Just a point of correction, Michael and Kenneth. The site referenced in the piece is meedan.net not midan or al-midan. The hyperlink can clicked through at "bridge the language divide"--the last sentence in the story's description. It's an interesting site. Check it out!

[7]
Posted by: Kevin
May 02, 2010 - 07:25AM

"The bad news: it threatens to divide the web into separate Internets along language lines." -- I fail to see how this is necessarily a bad thing. It's a bad thing if people are forced to abandon their mother tongue because they want to be relevant for more people, but having "a Greek internet" and "a Tigrinya internet" etc. is not a bad thing at all. Diversity should be embraced. If not understanding something in another language gives you the willies, get an interpreter or a machine translation engine ;)

[8]
Posted by: John Zimmerman
May 02, 2010 - 05:46PM
Western Massachusetts

To diverge in slightly another direction, I think part of the value and the "universalism" of the internet has been the fact that English was the dominant language. Although it may be that now that the internet is "growing up", and that "one language" may become less important, there are still good arguements to keep some one language, English or some other (Esperanto?), as the "backbone" language that everybody can learn and use. So, why English? It may be argued that English, since the 1950s at least, is the most dominant international language in business, commerce, and science. But there is another interesting arguement that I never see made, and may or may not be true, but which I originally had prsented to me by my Great Uncle Jean Goldman in Paris in 1966 (to whom English was his second...or third or fourth...language): Jean translated scientific documents into and out of French, German, English, Russian, Hungarian, and a number of other languages, and he noted that if one took a few paragraphs in any one language and translated it into all of those other languages, the total length of the translated document was invariably shortest in English. He argued that there was an economy of meaning (not beauty...of course...he thought French to be the more "beautiful" language), of vocabulary and grammar in English that was unmatched in other languages. He felt that this economy was critical for, at least, progress in the technical and scientific communities. An interesting thought from an old man (as he already was in 1966) who was a great fan of all languages. Me, I have a hard enough time with American English; I praise spell-check!

[9]
Posted by: Connie
May 02, 2010 - 09:18PM
Portland, OR

Hearing about Google's translation algorithms and methods was extremely interesting. I have been tracking the improvements in Google Translate with Polish over the past couple of years. One interesting feature of a webpage translated by Google: if you copy and paste the translated text, you will find the original text phrases inlined with the translated text. This can be helpful for analyzing, understanding and improving the translation and your understanding of the original words and phrases.

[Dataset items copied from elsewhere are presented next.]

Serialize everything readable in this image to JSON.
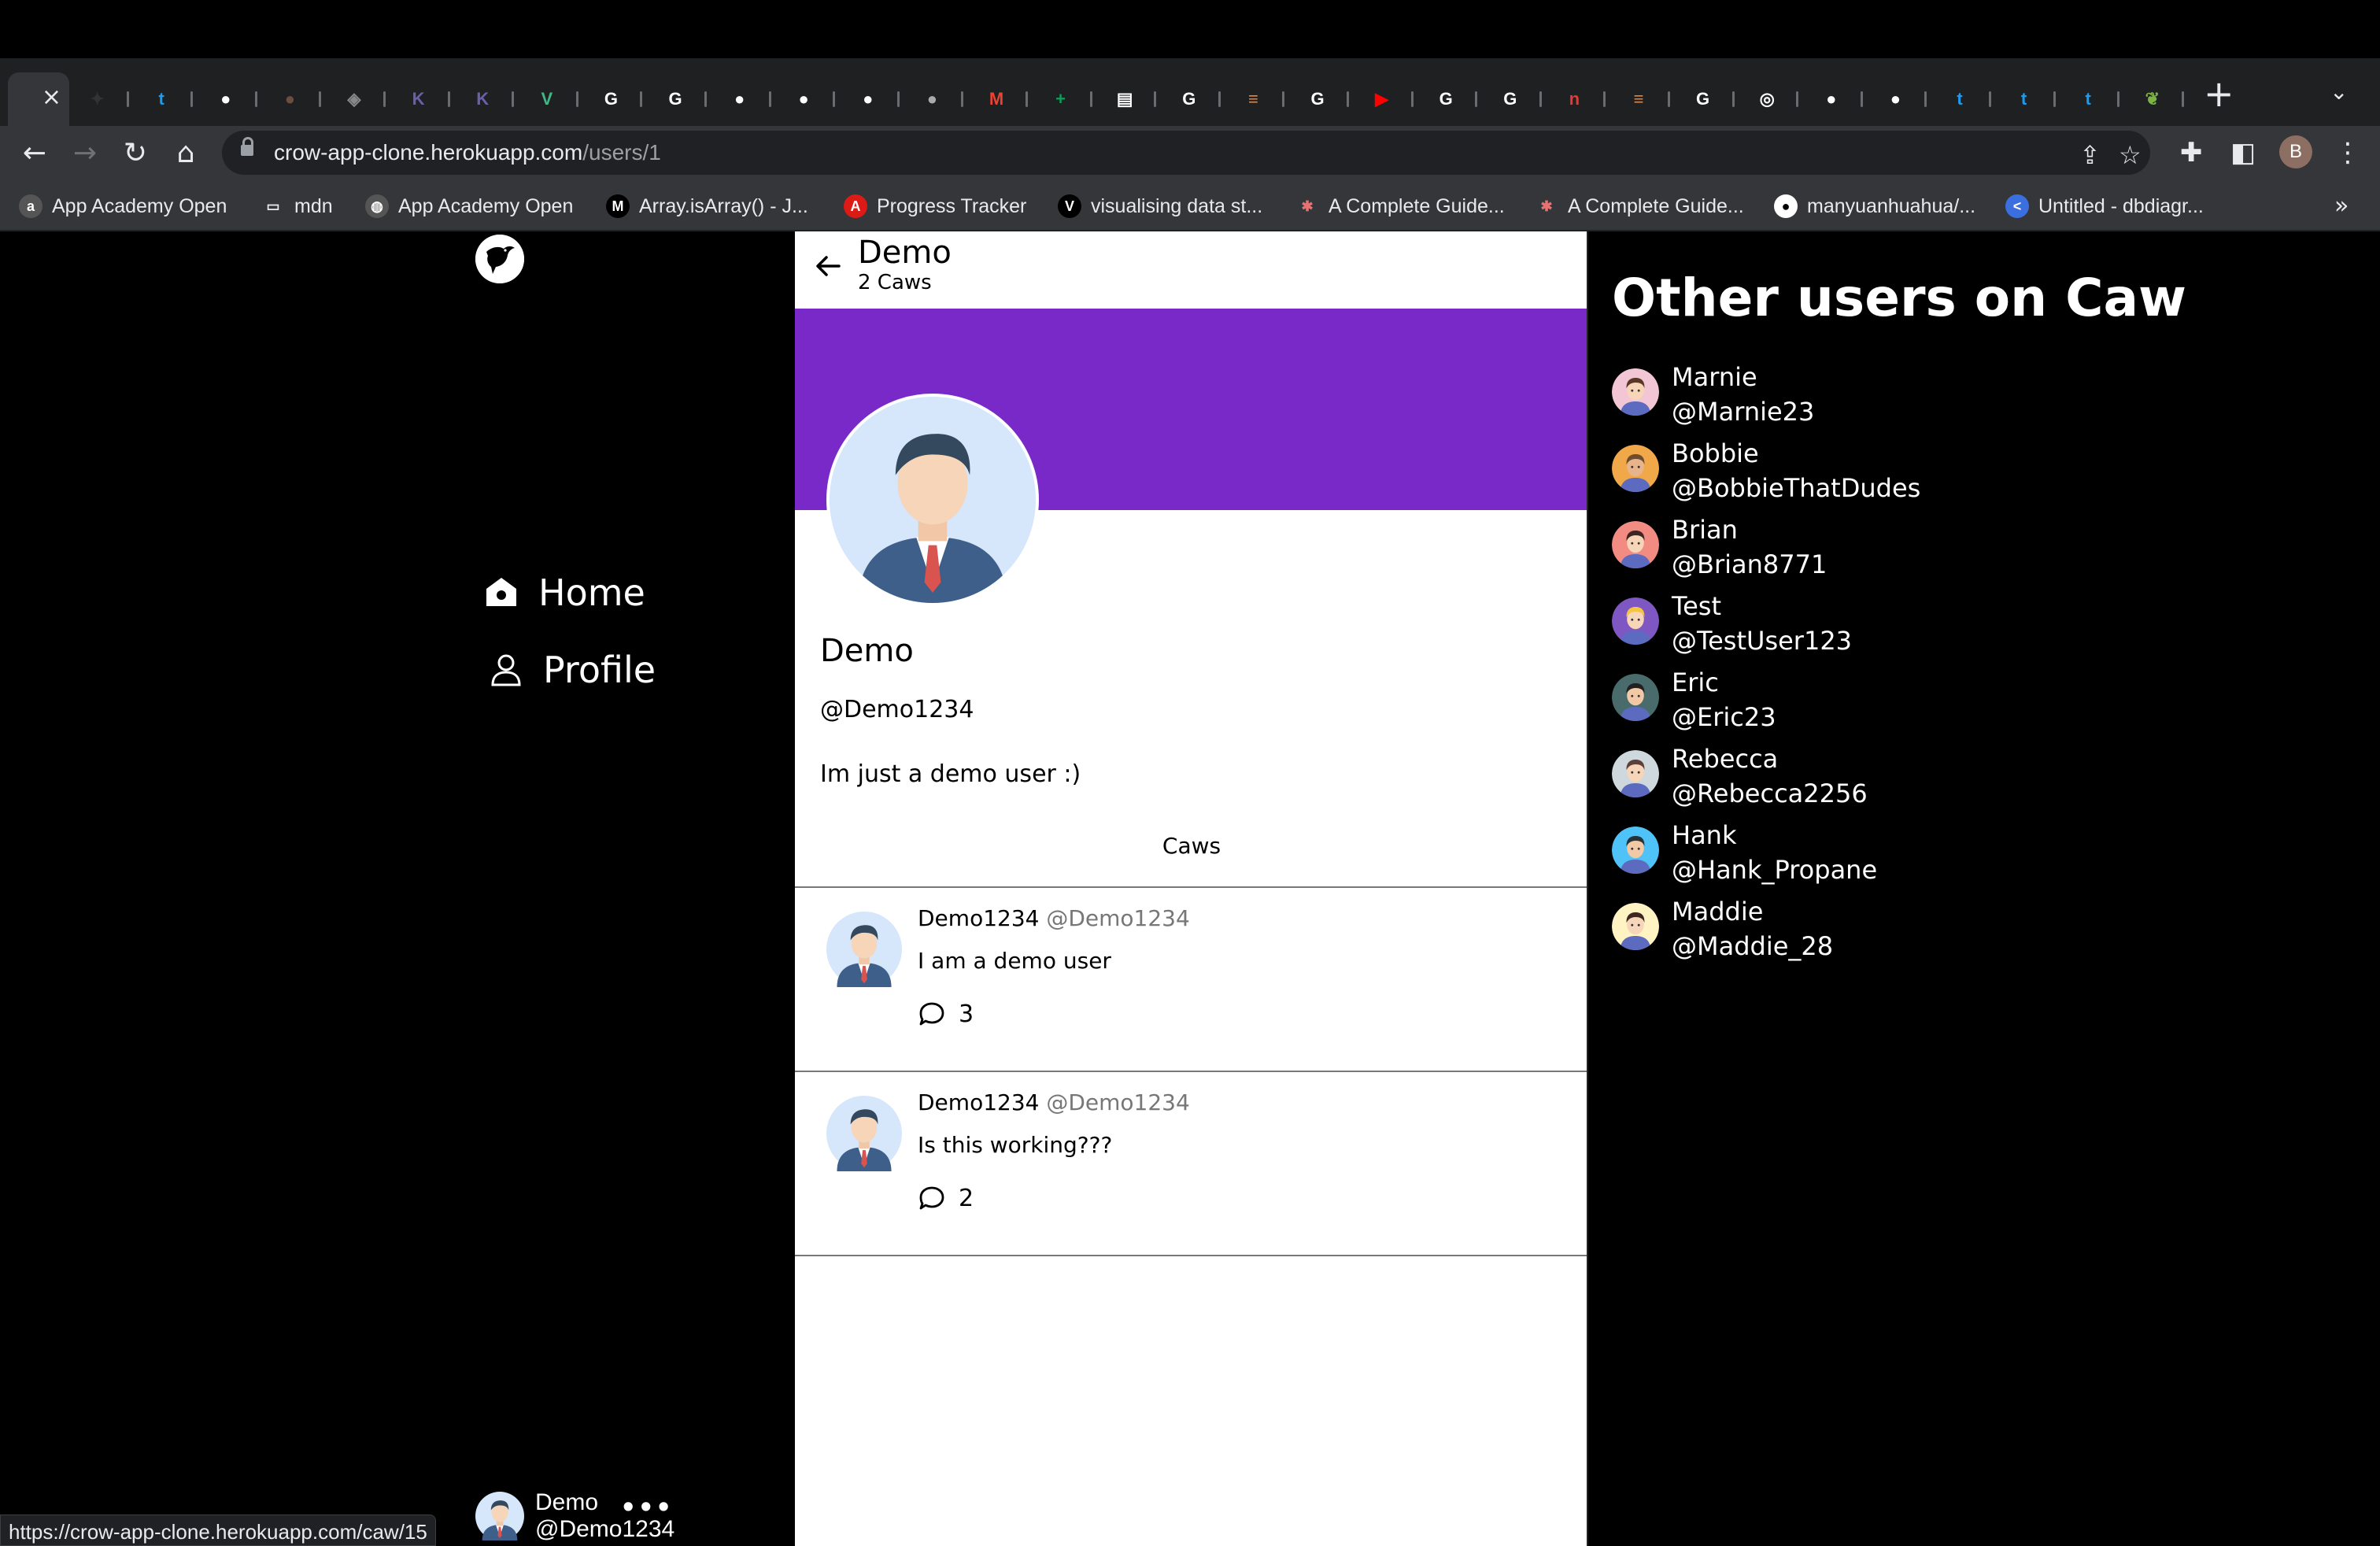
{
  "browser": {
    "url_host": "crow-app-clone.herokuapp.com",
    "url_path": "/users/1",
    "profile_initial": "B",
    "tabs": [
      {
        "icon": "loading-icon",
        "color": "#35363a",
        "glyph": "C"
      },
      {
        "icon": "bird-icon",
        "color": "#333",
        "glyph": "✦"
      },
      {
        "icon": "twitter-icon",
        "color": "#1d9bf0",
        "glyph": "t"
      },
      {
        "icon": "github-icon",
        "color": "#fff",
        "glyph": "●"
      },
      {
        "icon": "avatar-icon",
        "color": "#6d4c41",
        "glyph": "●"
      },
      {
        "icon": "cube-icon",
        "color": "#888",
        "glyph": "◈"
      },
      {
        "icon": "heroku-icon",
        "color": "#6762a6",
        "glyph": "K"
      },
      {
        "icon": "heroku-icon",
        "color": "#6762a6",
        "glyph": "K"
      },
      {
        "icon": "vue-icon",
        "color": "#41b883",
        "glyph": "V"
      },
      {
        "icon": "google-icon",
        "color": "#fff",
        "glyph": "G"
      },
      {
        "icon": "google-icon",
        "color": "#fff",
        "glyph": "G"
      },
      {
        "icon": "github-icon",
        "color": "#fff",
        "glyph": "●"
      },
      {
        "icon": "github-icon",
        "color": "#fff",
        "glyph": "●"
      },
      {
        "icon": "github-icon",
        "color": "#fff",
        "glyph": "●"
      },
      {
        "icon": "apple-icon",
        "color": "#aaa",
        "glyph": "●"
      },
      {
        "icon": "gmail-icon",
        "color": "#ea4335",
        "glyph": "M"
      },
      {
        "icon": "sheets-icon",
        "color": "#0f9d58",
        "glyph": "+"
      },
      {
        "icon": "page-icon",
        "color": "#fff",
        "glyph": "▤"
      },
      {
        "icon": "google-icon",
        "color": "#fff",
        "glyph": "G"
      },
      {
        "icon": "stackoverflow-icon",
        "color": "#f48024",
        "glyph": "≡"
      },
      {
        "icon": "google-icon",
        "color": "#fff",
        "glyph": "G"
      },
      {
        "icon": "youtube-icon",
        "color": "#ff0000",
        "glyph": "▶"
      },
      {
        "icon": "google-icon",
        "color": "#fff",
        "glyph": "G"
      },
      {
        "icon": "google-icon",
        "color": "#fff",
        "glyph": "G"
      },
      {
        "icon": "readme-icon",
        "color": "#e53935",
        "glyph": "n"
      },
      {
        "icon": "stackoverflow-icon",
        "color": "#f48024",
        "glyph": "≡"
      },
      {
        "icon": "google-icon",
        "color": "#fff",
        "glyph": "G"
      },
      {
        "icon": "chrome-icon",
        "color": "#fff",
        "glyph": "◎"
      },
      {
        "icon": "github-icon",
        "color": "#fff",
        "glyph": "●"
      },
      {
        "icon": "github-icon",
        "color": "#fff",
        "glyph": "●"
      },
      {
        "icon": "twitter-icon",
        "color": "#1d9bf0",
        "glyph": "t"
      },
      {
        "icon": "twitter-icon",
        "color": "#1d9bf0",
        "glyph": "t"
      },
      {
        "icon": "twitter-icon",
        "color": "#1d9bf0",
        "glyph": "t"
      },
      {
        "icon": "leaf-icon",
        "color": "#7cb342",
        "glyph": "❦"
      }
    ],
    "bookmarks": [
      {
        "label": "App Academy Open",
        "icon": "appacademy-icon",
        "color": "#555",
        "glyph": "a"
      },
      {
        "label": "mdn",
        "icon": "folder-icon",
        "color": "transparent",
        "glyph": "▭"
      },
      {
        "label": "App Academy Open",
        "icon": "globe-icon",
        "color": "#555",
        "glyph": "◍"
      },
      {
        "label": "Array.isArray() - J...",
        "icon": "mdn-icon",
        "color": "#000",
        "glyph": "M"
      },
      {
        "label": "Progress Tracker",
        "icon": "angular-icon",
        "color": "#dd1b16",
        "glyph": "A"
      },
      {
        "label": "visualising data st...",
        "icon": "visualgo-icon",
        "color": "#000",
        "glyph": "V"
      },
      {
        "label": "A Complete Guide...",
        "icon": "asterisk-icon",
        "color": "transparent",
        "glyph": "✱"
      },
      {
        "label": "A Complete Guide...",
        "icon": "asterisk-icon",
        "color": "transparent",
        "glyph": "✱"
      },
      {
        "label": "manyuanhuahua/...",
        "icon": "github-icon",
        "color": "#fff",
        "glyph": "●"
      },
      {
        "label": "Untitled - dbdiagr...",
        "icon": "dbdiagram-icon",
        "color": "#3b6fe0",
        "glyph": "<"
      }
    ]
  },
  "nav": {
    "home_label": "Home",
    "profile_label": "Profile"
  },
  "current_user": {
    "name": "Demo",
    "handle": "@Demo1234"
  },
  "status_url": "https://crow-app-clone.herokuapp.com/caw/15",
  "profile": {
    "header_title": "Demo",
    "header_sub": "2 Caws",
    "name": "Demo",
    "handle": "@Demo1234",
    "bio": "Im just a demo user :)",
    "tab_label": "Caws",
    "banner_color": "#7829c8"
  },
  "caws": [
    {
      "author": "Demo1234",
      "handle": "@Demo1234",
      "text": "I am a demo user",
      "comments": "3"
    },
    {
      "author": "Demo1234",
      "handle": "@Demo1234",
      "text": "Is this working???",
      "comments": "2"
    }
  ],
  "sidebar_right": {
    "title": "Other users on Caw",
    "users": [
      {
        "name": "Marnie",
        "handle": "@Marnie23",
        "avatar_color": "#f3c6d6",
        "skin": "#f6d5b8",
        "hair": "#5a3825"
      },
      {
        "name": "Bobbie",
        "handle": "@BobbieThatDudes",
        "avatar_color": "#f0a848",
        "skin": "#e8b48c",
        "hair": "#6d4c2f"
      },
      {
        "name": "Brian",
        "handle": "@Brian8771",
        "avatar_color": "#f28b82",
        "skin": "#f6d5b8",
        "hair": "#3e2723"
      },
      {
        "name": "Test",
        "handle": "@TestUser123",
        "avatar_color": "#7e57c2",
        "skin": "#f6d5b8",
        "hair": "#f4c542"
      },
      {
        "name": "Eric",
        "handle": "@Eric23",
        "avatar_color": "#4a6b6b",
        "skin": "#f2c9a6",
        "hair": "#212121"
      },
      {
        "name": "Rebecca",
        "handle": "@Rebecca2256",
        "avatar_color": "#cfd8dc",
        "skin": "#f6d5b8",
        "hair": "#5d4037"
      },
      {
        "name": "Hank",
        "handle": "@Hank_Propane",
        "avatar_color": "#4fc3f7",
        "skin": "#f2c9a6",
        "hair": "#263238"
      },
      {
        "name": "Maddie",
        "handle": "@Maddie_28",
        "avatar_color": "#fff3c4",
        "skin": "#f6d5b8",
        "hair": "#3e2723"
      }
    ]
  }
}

I was pleased to see that Google uses one of "my" methods: if I am using Google Translate to help me write a phrase in Polish, I take the Google suggestion and then google **it** to see if it is a phrase actually used on Polish websites, and to get an idea of the context in which it is used. My Polish is very rudimentary, but I believe (and hope) that helps me formulate sensible Polish sentences.

[10]
Posted by: Ron Levin
May 06, 2010 - 12:54PM
Charlotte, NC

On the topic of your shield law discussion, you implied that it is OK to deny protection to unimportant journalism. Instead of putting every prosecutor running for reelection in charge of this decision of importance, you should protect everyone. This way the important journalism is protected and if the journalism is not important, there can be no public good served by smashing down their door anyway.

By the way, if I loose my cell phone, or my business plans, can I get the government to smash down someone's door to find it? The fencing argument put forward by your guest is bunk as the unimportant journalist had offered to return the iPhone.

Thank you for you important journalism.